All too often the big mistake in meditation is thinking that you’ve attained a certain level of awakening and then you build up an identity around being an awakened person, or being a person who’s attained jhana or whatever. And then, because your identity is built up around that idea, it feels very threatened when the idea’s called into question. But if your stance is, “Wait and see,” then you’re safe.

So the concentration not only enables you to see things but also enables you to see them long-term, to see the connection between cause and effect in the mind and to evaluate what’s happening. After all, evaluation is one of the important elements of meditation, and it’s worthwhile only when you give it time.

So do your best to get comfortable in the present moment, because it’s a place you want to stay. Even the Buddha maintained mindfulness, maintained concentration as his dwelling-places. A passage in the Canon talks about four establishings of mindfulness and the four jhanas as places where arahants like to hang out as pleasant abidings, as places where they can see clearly what’s going on in the mind. If any of them have psychic powers, this is where they have to access those powers: through the concentration.

So don’t think of concentration as a step you have to rush through. It’s a place where you’re going to settle down.
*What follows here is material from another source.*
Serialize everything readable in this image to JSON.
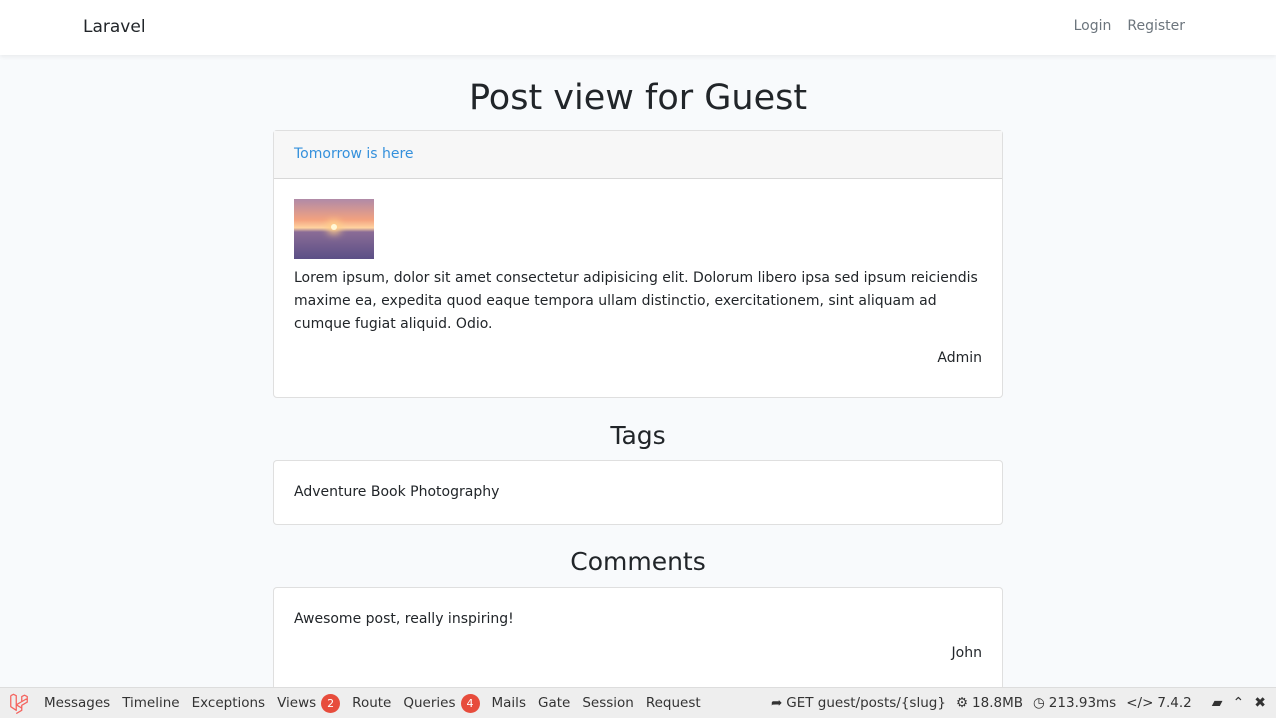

And the more familiar you get with it, the more you want to stay here, too. There’s a shift in the center of gravity that makes the mind more stable, less agitated, able to see things more clearly—to adopt that attitude of wait and see, really able to wait and really able to see, so that the insights you gain are reliable.

Sometimes you hear of people who’ve gained awakening without strong powers of concentration. Well, how do they know? I must admit I’m always leery of these accounts. A little bit of concentration develops and they’re told, “Let it go, don’t get attached to it.” Well, that’s not what the Buddha taught. Concentration is part of the path, and the path is something to be developed, maintained, nurtured, a place you want to stay.

Then, when you’re there, you’re really in a position where you can evaluate what’s coming up in the mind: to see whether it really is good or not, to see whether it really is what you think it is or not, over the long term.

So solid concentration is a large part of the guarantee of what you learn as you meditate.